In New Castle on Thursday, a panel of oil and gas executives spent time during the eighth annual Energy & Environment Symposium addressing the industry’s future. The three-day event was hosted by Garfield County and Colorado Mesa University.

The panel consisted of Caerus Oil and Gas Chief Operating Officer Andrea Passman, Chevron Rockies Business Unit Vice President Hodge Walker and Civitas Resources Inc. Chief Sustainability Officer Brian Cain.

In 2019, Gov. Jared Polis signed a new law, Senate Bill 19-181, that allows local governments to impose new regulations on oil and gas development. And in a post SB19-181 world, the real challenges for the Western Slope production falls on predictability and timing, Passman said.

“It really comes down to making sure that we can deliver on our plans, which is speed of permitting and timing associated with that,” she said. “As well as making sure that we’re all connected.”

But new regulations aside, Passman noted that there simply aren’t enough pipelines to carry away gas.

“It used to be that there was, like, 20 rigs running out here at a time. But, fundamentally, those wells did not do as much as the wells today,” she said. “So, while we only have four or five rigs running, we only have four major takeaway pipelines in this region.”

Cain said Colorado’s oil and natural gas industry came to a hard stop amid new regulations. But the challenge prompted Civitas, Colorado’s first carbon-neutral energy producer, to shift its model from drilling as much as it could to spending less than what it actually produces, Bain said.

“We’re interested in chasing and creating value, rather than growth for the sake of growth,” he said. “That’s a much healthier industry.”

Amid the pledge of becoming net-zero — an effort that essentially encourages companies to create renewable energy on-site — Cain said it has completely changed the economics of Civitas’ decisions.

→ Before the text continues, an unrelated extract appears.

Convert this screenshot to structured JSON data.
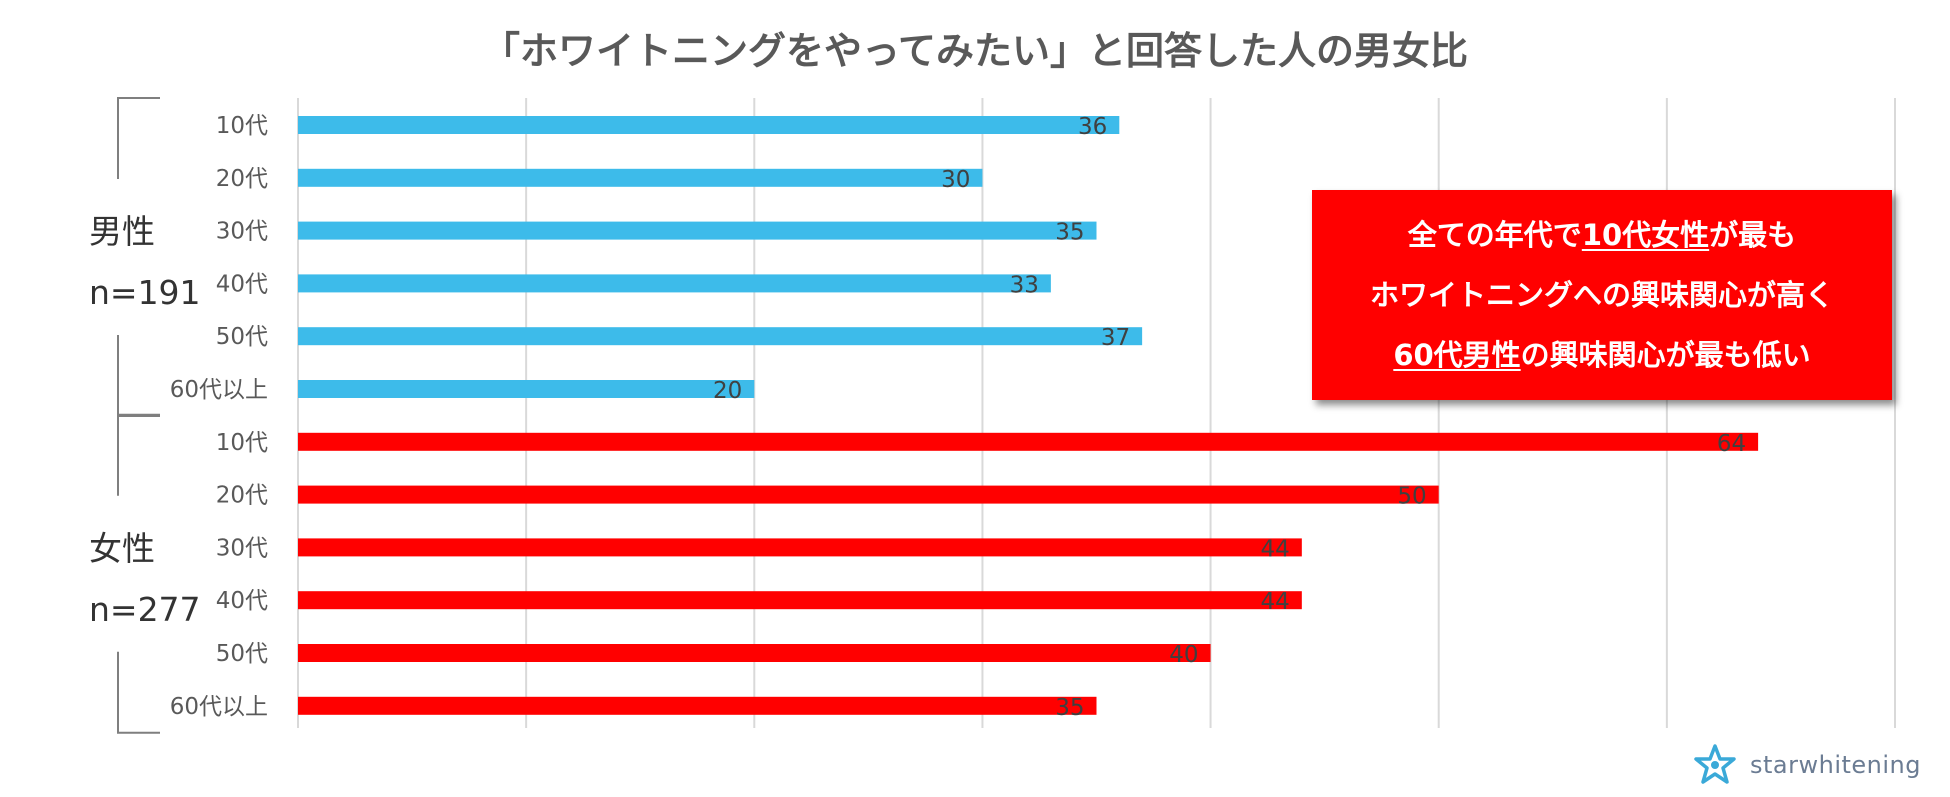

“We have a relentless focus on driving down operational emissions, and then offsetting residual emissions using only certified offsets procured through the four largest and most critical registries,” he said.

For Chevron, Walker said mitigating potential impacts on communities came well before the passage of 2019’s new regulations.

In 2014, Walker said Chevron started looking at a more comprehensive approach to development over a broader area. This systemic approach meant looking at ways to build infrastructure that moves product without the use of trucks while creating tankless designs.

“Having that longer time frame, being able to engage with service providers, with communities, with landowners to lay that plan out, is very powerful in being able to be efficient, reliable, safer,” he said. “And having a lower impact on the environment in our communities.”

When it comes to any discussion over oil and gas regulations, the term “renewable energy” is usually always mentioned.

In that spirit, Cain said natural gas is going to continue to play a pivotal role in diversifying energy companies’ portfolios.

“As we’re faced with a crisis in Europe, these companies that have massive switches to renewable energy still need significant natural gas resources for baseload power,” he said. “Baseload power is what keeps the lights on, it’s what keeps the showers hot when the sun’s not shining and the wind’s not blowing.”